The record crowd of 22,303 in Lexington was there in part because of the continuing public fascination with Secretariat, the colt that had captured the nation's heart by winning the 1973 Triple Crown. Syndicated before his 3-year-old season for a then-record $6.08 million, Secretariat was retired to stud at Claiborne Farm near Paris, Ky. Ever since, the racing industry has been waiting to see if he can match at stud his performance as a runner. At least some horsemen believe he will. Last summer, for example, a Secretariat yearling colt out of Charming Alibi sold for a world-record $1.5 million.

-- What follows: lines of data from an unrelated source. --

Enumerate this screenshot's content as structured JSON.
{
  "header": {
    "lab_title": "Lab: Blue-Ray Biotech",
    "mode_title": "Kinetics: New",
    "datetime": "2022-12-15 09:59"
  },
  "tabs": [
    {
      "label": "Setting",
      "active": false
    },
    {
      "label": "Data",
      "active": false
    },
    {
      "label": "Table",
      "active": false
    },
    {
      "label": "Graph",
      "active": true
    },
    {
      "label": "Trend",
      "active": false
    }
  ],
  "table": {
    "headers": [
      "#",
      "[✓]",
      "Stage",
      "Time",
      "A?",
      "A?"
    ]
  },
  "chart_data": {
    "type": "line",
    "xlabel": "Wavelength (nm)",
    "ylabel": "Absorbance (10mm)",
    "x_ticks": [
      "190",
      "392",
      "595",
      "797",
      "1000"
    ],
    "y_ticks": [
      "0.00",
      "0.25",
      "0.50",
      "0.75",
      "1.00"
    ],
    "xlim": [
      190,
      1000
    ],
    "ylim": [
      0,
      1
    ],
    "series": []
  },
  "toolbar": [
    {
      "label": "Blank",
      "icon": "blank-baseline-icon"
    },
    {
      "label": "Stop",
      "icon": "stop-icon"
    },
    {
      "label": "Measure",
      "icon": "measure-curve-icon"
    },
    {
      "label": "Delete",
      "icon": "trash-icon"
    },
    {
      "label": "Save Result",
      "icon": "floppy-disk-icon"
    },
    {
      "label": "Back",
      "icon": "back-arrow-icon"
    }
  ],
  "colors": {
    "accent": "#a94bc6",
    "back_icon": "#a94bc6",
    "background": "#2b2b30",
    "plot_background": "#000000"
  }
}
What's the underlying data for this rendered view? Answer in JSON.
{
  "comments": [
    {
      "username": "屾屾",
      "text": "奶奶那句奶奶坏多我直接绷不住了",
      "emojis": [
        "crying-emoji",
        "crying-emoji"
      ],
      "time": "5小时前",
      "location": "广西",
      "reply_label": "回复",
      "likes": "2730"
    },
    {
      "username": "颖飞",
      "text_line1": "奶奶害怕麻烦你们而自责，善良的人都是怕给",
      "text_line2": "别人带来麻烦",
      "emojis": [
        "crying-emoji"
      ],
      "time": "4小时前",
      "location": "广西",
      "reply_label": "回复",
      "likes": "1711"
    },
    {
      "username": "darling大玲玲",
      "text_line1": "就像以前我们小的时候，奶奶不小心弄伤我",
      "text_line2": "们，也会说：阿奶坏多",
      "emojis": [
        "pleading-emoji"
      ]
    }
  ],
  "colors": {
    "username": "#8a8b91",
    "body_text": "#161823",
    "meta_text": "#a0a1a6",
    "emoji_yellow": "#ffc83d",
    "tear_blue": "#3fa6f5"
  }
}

Of the 28 living foals in Secretariat's initial crop, the first to make it to the races was the last foaled, a filly out of Spa II that has been stuck with the name Sexetary. When F. Eugene Dixon Jr., owner of the Philadelphia 76ers and one of Secretariat's 32 shareholders, failed to come up with a mare to breed that first season, he agreed to give Catesby Clay of Runnymede Farm and Howard Noonan, his partner, the right in exchange for 50% of the foal.

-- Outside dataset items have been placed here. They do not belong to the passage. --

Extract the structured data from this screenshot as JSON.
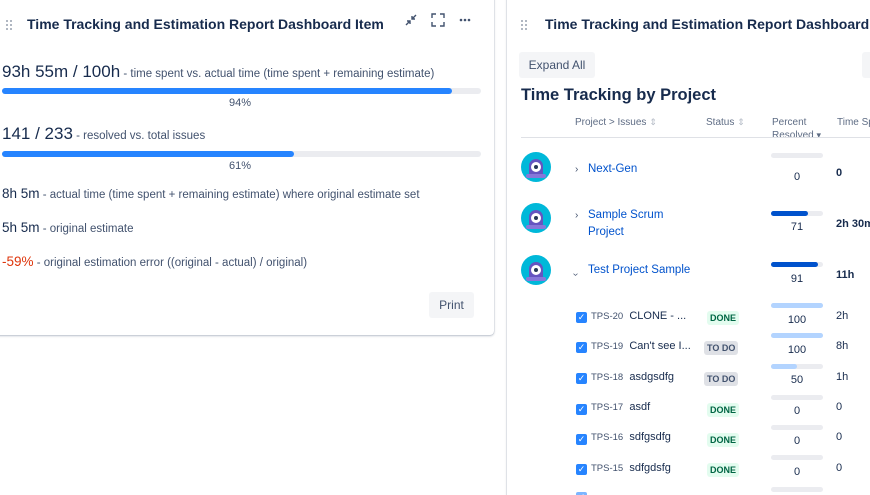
{
  "left_card": {
    "title": "Time Tracking and Estimation Report Dashboard Item",
    "icons": [
      "minimize-icon",
      "fullscreen-icon",
      "more-icon"
    ],
    "metric1": {
      "value": "93h 55m / 100h",
      "desc": " - time spent vs. actual time (time spent + remaining estimate)",
      "progress": 0.94,
      "pct_label": "94%"
    },
    "metric2": {
      "value": "141 / 233",
      "desc": " - resolved vs. total issues",
      "progress": 0.61,
      "pct_label": "61%"
    },
    "metric3": {
      "value": "8h 5m",
      "desc": " - actual time (time spent + remaining estimate) where original estimate set"
    },
    "metric4": {
      "value": "5h 5m",
      "desc": " - original estimate"
    },
    "metric5": {
      "value": "-59%",
      "desc": " - original estimation error ((original - actual) / original)"
    },
    "print_label": "Print"
  },
  "right_card": {
    "title": "Time Tracking and Estimation Report Dashboard Item",
    "expand_label": "Expand All",
    "section_title": "Time Tracking by Project",
    "headers": {
      "project": "Project > Issues",
      "status": "Status",
      "percent_1": "Percent",
      "percent_2": "Resolved",
      "time": "Time Sp"
    },
    "projects": [
      {
        "name": "Next-Gen",
        "percent": "0",
        "progress": 0,
        "time": "0"
      },
      {
        "name_1": "Sample Scrum",
        "name_2": "Project",
        "percent": "71",
        "progress": 0.71,
        "time": "2h 30m"
      },
      {
        "name": "Test Project Sample",
        "percent": "91",
        "progress": 0.91,
        "time": "11h"
      }
    ],
    "issues": [
      {
        "key": "TPS-20",
        "summary": "CLONE - ...",
        "status": "DONE",
        "percent": "100",
        "progress": 1.0,
        "time": "2h"
      },
      {
        "key": "TPS-19",
        "summary": "Can't see I...",
        "status": "TO DO",
        "percent": "100",
        "progress": 1.0,
        "time": "8h"
      },
      {
        "key": "TPS-18",
        "summary": "asdgsdfg",
        "status": "TO DO",
        "percent": "50",
        "progress": 0.5,
        "time": "1h"
      },
      {
        "key": "TPS-17",
        "summary": "asdf",
        "status": "DONE",
        "percent": "0",
        "progress": 0,
        "time": "0"
      },
      {
        "key": "TPS-16",
        "summary": "sdfgsdfg",
        "status": "DONE",
        "percent": "0",
        "progress": 0,
        "time": "0"
      },
      {
        "key": "TPS-15",
        "summary": "sdfgdsfg",
        "status": "DONE",
        "percent": "0",
        "progress": 0,
        "time": "0"
      }
    ]
  },
  "colors": {
    "accent": "#2684ff",
    "link": "#0052cc",
    "negative": "#de350b",
    "done": "#006644",
    "done_bg": "#e3fcef"
  }
}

Clay and Noonan sent Spa II, a half-sister to Arc de Triomphe-winner Prince Royal II, to Secretariat. On May 21, 1975, the mare dropped her filly at Runnymede. The foal's golden color and white stockings marked her as her father's daughter. However, as she grew, she developed a crooked right front knee.

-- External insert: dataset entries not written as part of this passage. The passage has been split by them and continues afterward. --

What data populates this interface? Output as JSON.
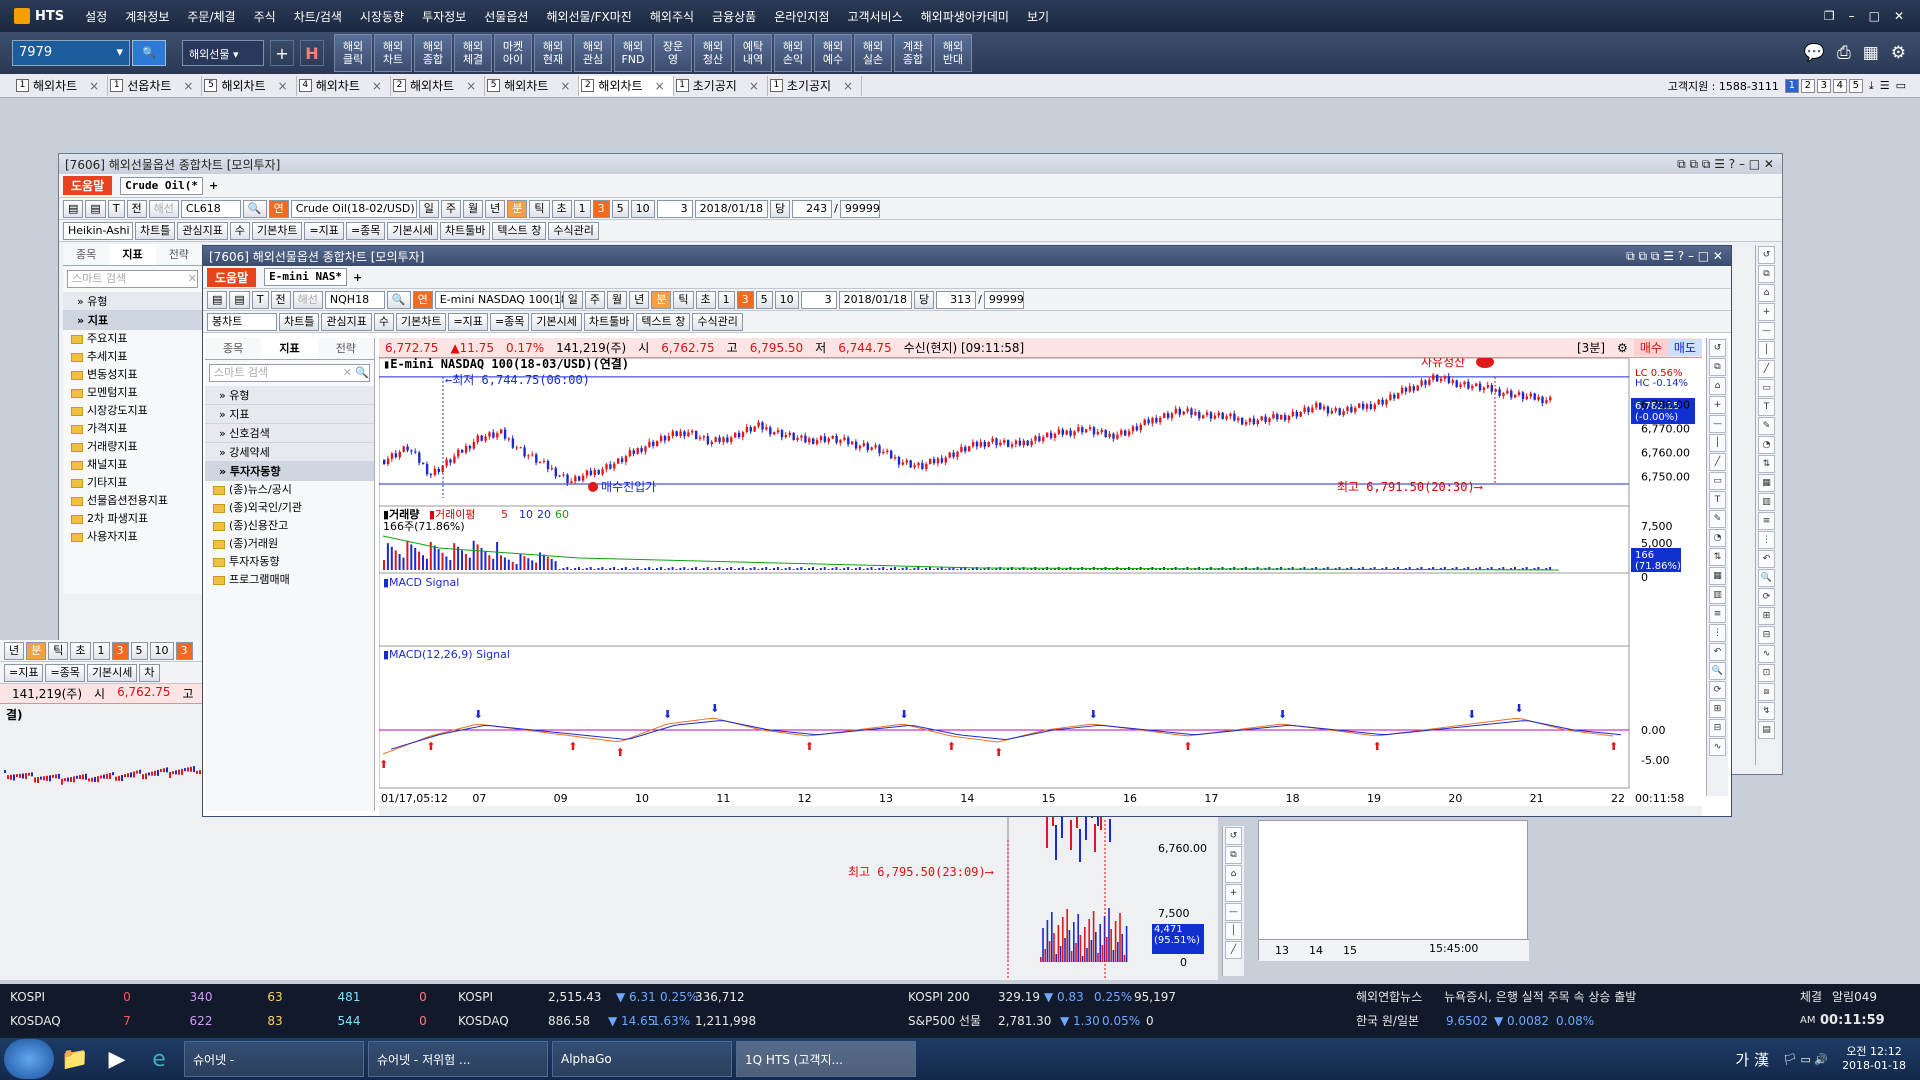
{
  "app": {
    "logo": "HTS",
    "menu": [
      "설정",
      "계좌정보",
      "주문/체결",
      "주식",
      "차트/검색",
      "시장동향",
      "투자정보",
      "선물옵션",
      "해외선물/FX마진",
      "해외주식",
      "금융상품",
      "온라인지점",
      "고객서비스",
      "해외파생아카데미",
      "보기"
    ]
  },
  "toolbar": {
    "code": "7979",
    "market": "해외선물",
    "buttons": [
      "해외\n클릭",
      "해외\n차트",
      "해외\n종합",
      "해외\n체결",
      "마켓\n아이",
      "해외\n현재",
      "해외\n관심",
      "해외\nFND",
      "장운\n영",
      "해외\n청산",
      "예탁\n내역",
      "해외\n손익",
      "해외\n예수",
      "해외\n실손",
      "계좌\n종합",
      "해외\n반대"
    ]
  },
  "tabs": [
    {
      "n": "1",
      "label": "해외차트"
    },
    {
      "n": "1",
      "label": "선옵차트"
    },
    {
      "n": "5",
      "label": "해외차트"
    },
    {
      "n": "4",
      "label": "해외차트"
    },
    {
      "n": "2",
      "label": "해외차트"
    },
    {
      "n": "5",
      "label": "해외차트"
    },
    {
      "n": "2",
      "label": "해외차트",
      "active": true
    },
    {
      "n": "1",
      "label": "초기공지"
    },
    {
      "n": "1",
      "label": "초기공지"
    }
  ],
  "customer": {
    "label": "고객지원 : 1588-3111",
    "pages": [
      "1",
      "2",
      "3",
      "4",
      "5"
    ]
  },
  "back_window": {
    "title": "[7606] 해외선물옵션 종합차트 [모의투자]",
    "help": "도움말",
    "tab": "Crude Oil(*",
    "code": "CL618",
    "name": "Crude Oil(18-02/USD)",
    "period": [
      "일",
      "주",
      "월",
      "년",
      "분",
      "틱",
      "초"
    ],
    "nums": [
      "1",
      "3",
      "5",
      "10"
    ],
    "count": "3",
    "date": "2018/01/18",
    "dang": "당",
    "n1": "243",
    "n2": "99999",
    "chart_type": "Heikin-Ashi",
    "row2": [
      "차트틀",
      "관심지표",
      "수",
      "기본차트",
      "=지표",
      "=종목",
      "기본시세",
      "차트툴바",
      "텍스트 창",
      "수식관리"
    ],
    "side_tabs": [
      "종목",
      "지표",
      "전략"
    ],
    "search": "스마트 검색",
    "cats": [
      "유형",
      "지표"
    ],
    "folders": [
      "주요지표",
      "추세지표",
      "변동성지표",
      "모멘텀지표",
      "시장강도지표",
      "가격지표",
      "거래량지표",
      "채널지표",
      "기타지표",
      "선물옵션전용지표",
      "2차 파생지표",
      "사용자지표"
    ]
  },
  "left_window": {
    "row": [
      "년",
      "분",
      "틱",
      "초",
      "1",
      "3",
      "5",
      "10",
      "3"
    ],
    "row2": [
      "=지표",
      "=종목",
      "기본시세",
      "차"
    ],
    "quote": [
      "141,219(주)",
      "시",
      "6,762.75",
      "고",
      "6,7"
    ],
    "name": "결)",
    "label_high": "최고 6,795.50(23:09)⟶",
    "y1": "6,760.00",
    "vol1": "7,500",
    "vol_last": "4,471\n(95.51%)",
    "vol0": "0"
  },
  "main_window": {
    "title": "[7606] 해외선물옵션 종합차트 [모의투자]",
    "help": "도움말",
    "tab": "E-mini NAS*",
    "code": "NQH18",
    "name": "E-mini NASDAQ 100(18-",
    "period": [
      "일",
      "주",
      "월",
      "년",
      "분",
      "틱",
      "초"
    ],
    "nums": [
      "1",
      "3",
      "5",
      "10"
    ],
    "count": "3",
    "date": "2018/01/18",
    "dang": "당",
    "n1": "313",
    "n2": "99999",
    "chart_type": "봉차트",
    "row2": [
      "차트틀",
      "관심지표",
      "수",
      "기본차트",
      "=지표",
      "=종목",
      "기본시세",
      "차트툴바",
      "텍스트 창",
      "수식관리"
    ],
    "side_tabs": [
      "종목",
      "지표",
      "전략"
    ],
    "search": "스마트 검색",
    "cats": [
      "유형",
      "지표",
      "신호검색",
      "강세약세",
      "투자자동향"
    ],
    "folders": [
      "(종)뉴스/공시",
      "(종)외국인/기관",
      "(종)신용잔고",
      "(종)거래원",
      "투자자동향",
      "프로그램매매"
    ],
    "quote": {
      "price": "6,772.75",
      "change": "▲11.75",
      "pct": "0.17%",
      "vol": "141,219(주)",
      "open_l": "시",
      "open": "6,762.75",
      "high_l": "고",
      "high": "6,795.50",
      "low_l": "저",
      "low": "6,744.75",
      "recv": "수신(현지) [09:11:58]",
      "interval": "[3분]",
      "buy": "매수",
      "sell": "매도"
    },
    "chart_label": "E-mini NASDAQ 100(18-03/USD)(연결)",
    "low_note": "←최저 6,744.75(06:00)",
    "buy_note": "매수진입가",
    "high_note": "최고 6,791.50(20:30)⟶",
    "exit_note": "자유청산",
    "lc": "LC  0.56%",
    "hc": "HC -0.14%",
    "last_box": "6,782.25\n(-0.00%)",
    "yticks": [
      "6,780.00",
      "6,770.00",
      "6,760.00",
      "6,750.00"
    ],
    "vol_label": "거래량",
    "vol_ma": "거래이평",
    "vol_ma_nums": [
      "5",
      "10",
      "20",
      "60"
    ],
    "vol_value": "166주(71.86%)",
    "vol_ticks": [
      "7,500",
      "5,000",
      "2,500",
      "0"
    ],
    "vol_last": "166\n(71.86%)",
    "macd_label": "MACD Signal",
    "macd2_label": "MACD(12,26,9) Signal",
    "macd_ticks": [
      "0.00",
      "-5.00"
    ],
    "xticks": [
      "01/17,05:12",
      "07",
      "09",
      "10",
      "11",
      "12",
      "13",
      "14",
      "15",
      "16",
      "17",
      "18",
      "19",
      "20",
      "21",
      "22"
    ],
    "time": "00:11:58"
  },
  "right_window": {
    "xticks": [
      "13",
      "14",
      "15"
    ],
    "time": "15:45:00"
  },
  "bottom": {
    "r1": {
      "kospi": "KOSPI",
      "v": [
        "0",
        "340",
        "63",
        "481",
        "0"
      ],
      "k2": "KOSPI",
      "p": "2,515.43",
      "c": "▼ 6.31",
      "pct": "0.25%",
      "vol": "336,712",
      "k200": "KOSPI 200",
      "p2": "329.19",
      "c2": "▼ 0.83",
      "pct2": "0.25%",
      "vol2": "95,197",
      "news_l": "해외연합뉴스",
      "news": "뉴욕증시, 은행 실적 주목 속 상승 출발",
      "chk": "체결",
      "alarm": "알림049"
    },
    "r2": {
      "kosdaq": "KOSDAQ",
      "v": [
        "7",
        "622",
        "83",
        "544",
        "0"
      ],
      "k2": "KOSDAQ",
      "p": "886.58",
      "c": "▼ 14.65",
      "pct": "1.63%",
      "vol": "1,211,998",
      "sp": "S&P500 선물",
      "p2": "2,781.30",
      "c2": "▼ 1.30",
      "pct2": "0.05%",
      "vol2": "0",
      "fx_l": "한국 원/일본",
      "fx": "9.6502",
      "fxc": "▼ 0.0082",
      "fxp": "0.08%",
      "ampm": "AM",
      "clock": "00:11:59"
    }
  },
  "taskbar": {
    "tasks": [
      "슈어넷 -",
      "슈어넷 - 저위험 ...",
      "AlphaGo",
      "1Q HTS (고객지..."
    ],
    "ime": "가 漢",
    "time": "오전 12:12",
    "date": "2018-01-18"
  },
  "chart_data": {
    "type": "line",
    "series": [
      {
        "name": "E-mini NASDAQ 100(18-03/USD)(연결)",
        "values": [
          6757,
          6762,
          6751,
          6758,
          6766,
          6768,
          6760,
          6754,
          6748,
          6752,
          6756,
          6762,
          6766,
          6769,
          6764,
          6767,
          6771,
          6768,
          6765,
          6766,
          6764,
          6762,
          6757,
          6754,
          6758,
          6762,
          6765,
          6763,
          6766,
          6768,
          6770,
          6767,
          6769,
          6774,
          6777,
          6776,
          6775,
          6773,
          6774,
          6776,
          6779,
          6777,
          6779,
          6782,
          6787,
          6791,
          6789,
          6787,
          6785,
          6783,
          6782
        ]
      },
      {
        "name": "MACD(12,26,9)",
        "values": [
          -4,
          -1,
          1,
          0,
          -1,
          -2,
          1,
          2,
          0,
          -1,
          0,
          1,
          -1,
          -2,
          0,
          1,
          0,
          -1,
          0,
          1,
          0,
          -1,
          0,
          1,
          2,
          0,
          -1
        ]
      }
    ],
    "ylim": [
      6742,
      6796
    ],
    "xticks": [
      "01/17,05:12",
      "07",
      "09",
      "10",
      "11",
      "12",
      "13",
      "14",
      "15",
      "16",
      "17",
      "18",
      "19",
      "20",
      "21",
      "22"
    ]
  }
}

When Clay and Noonan sent her through last summer's select sale at Keeneland, the bad knee was so noticeable that she brought a bargain price—$75,000. "We had the distinction of selling the lowest-priced Secretariat," said Clay, dryly. The buyer was Andrew Adams, an Appalachian coal baron who was plunging into the thoroughbred business. "I had admired the horse when I was visiting Runnymede," says Adams, "and made up my mind that if she didn't go for more than $125,000, I was going to buy her."
Adams, who recently sold his eastern Kentucky coal operations for a reported $20 million, shipped the filly to Trainer John Ward to be broken. He asked his wife Reny to name her, and she came up with Sexetary. "At first it was kind of a joke," said Mrs. Adams. "Then we knew we really couldn't call her anything but that. I'm sort of proud of it."
Last November, Adams sent Sexetary to Trainer Dave Kassen, an ex-jockey who has 40 or so horses in a public stable, but has won only two stakes in his six years as a trainer.
Kassen took Sexetary to Hialeah and began galloping her. In mid-January, he began breezing the filly an eighth of a mile once a week. He was impressed with her appearance ("Just like her old man") and her temperament. "Secretariat was big and kind," says Kassen. "And this filly has a lot of sense. She doesn't do anything silly. You can breeze her slow or fast."
He considered starting her at Hialeah, but finally decided to wait for Keeneland, which is only 20 miles from where Secretariat stands at stud. The week before the race he worked her a half-mile in 48[2/5], and that convinced Assistant Trainer Dale Bender that she was going to win her debut.
"The way she trained, I think she shows a lot of promise," said Bender. "She's in perfect shape. We're sending her out on her own. She's not getting any medication. Just Ace bandages and a lot of hope."